The row over cyber spying between the US and China has helped the latter's technology sector, which had been an unprofitable area for investors.
Chinese technology shares have become the stock market's biggest winners, with their benchmark index rallying 5.5% since 19 May, when the US indicted five military officials from China for spying on American companies, according to Bloomberg.
Denying the allegations, China accused the US government of being "deceitful" and employing double standards.
In retaliation, China ordered state-owned companies to cut ties with US consultants and warned it will scrutinise US technology companies operating in the country.
The country excluded Microsoft's Windows 8 operating system from a state purchasing order and pushed local banks to shun servers made by US-based IBM and replace them with a local brand.

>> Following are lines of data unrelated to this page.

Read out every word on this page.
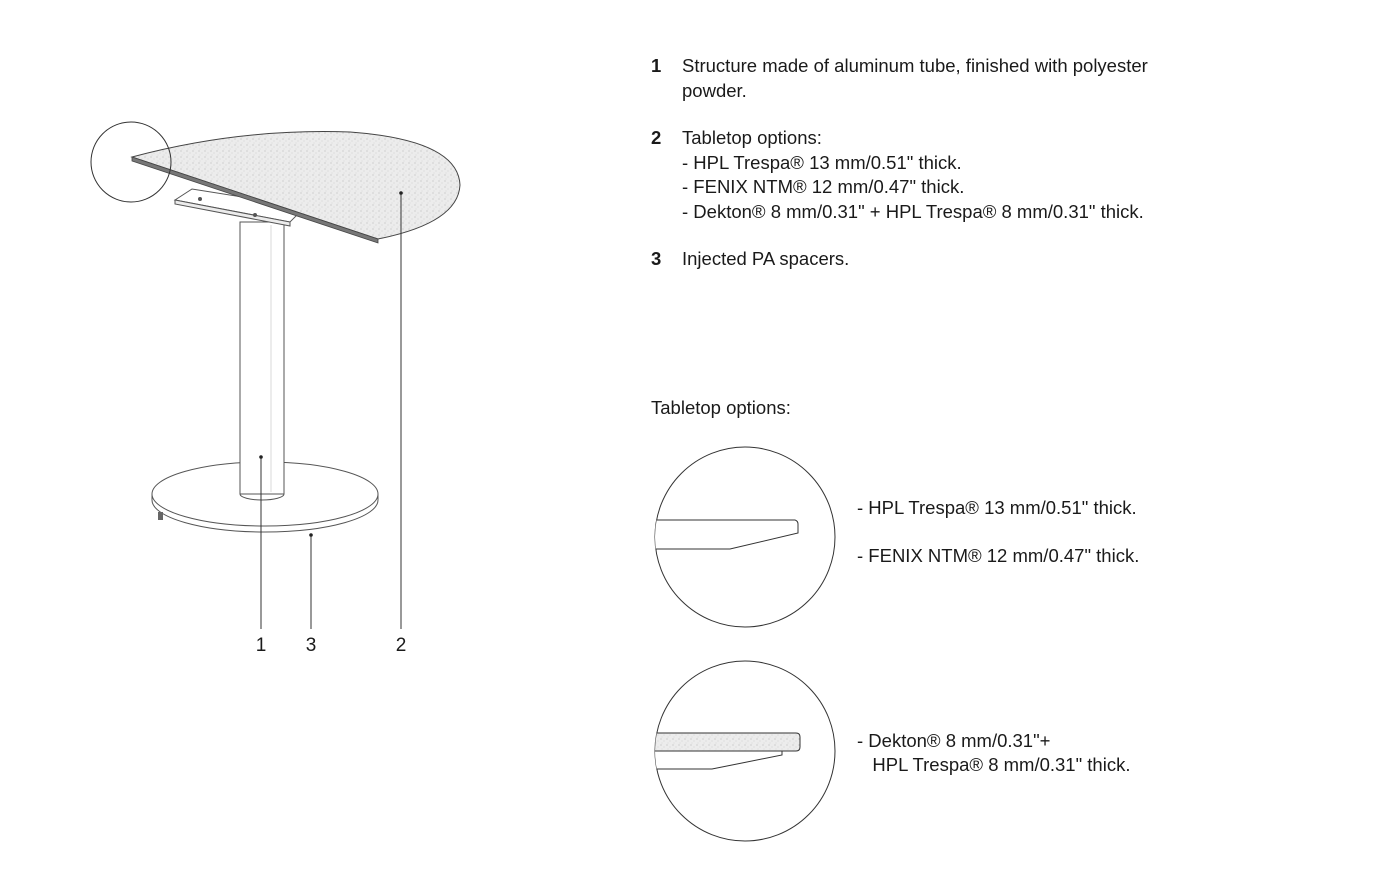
1 3	2
1	Structure made of aluminum tube, finished with polyester
powder.
2	Tabletop options:
- HPL Trespa® 13 mm/0.51" thick.
- FENIX NTM® 12 mm/0.47" thick.
- Dekton® 8 mm/0.31" + HPL Trespa® 8 mm/0.31" thick.
3	Injected PA spacers.
Tabletop options:
- HPL Trespa® 13 mm/0.51" thick.
- FENIX NTM® 12 mm/0.47" thick.
- Dekton® 8 mm/0.31"+
HPL Trespa® 8 mm/0.31" thick.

As a result, there was speculation that the dispute would give a competitive edge to China's technology companies over their US rivals, and the CSI 300 Information Technology Index became the best performer among 10 industry groups in China.
Technology giant Lenovo Group gained 9.9% in a seven-day rally through 28 May, its longest duration of gains since 2003.
"The government is encouraging the usage of hardware and software products made by domestic producers, which provides a long-term boost to the industry," Bloomberg quoted as saying Wang Weijun, a strategist at Zheshang Securities Co in Shanghai.
"National information security is a big thematic play for investors."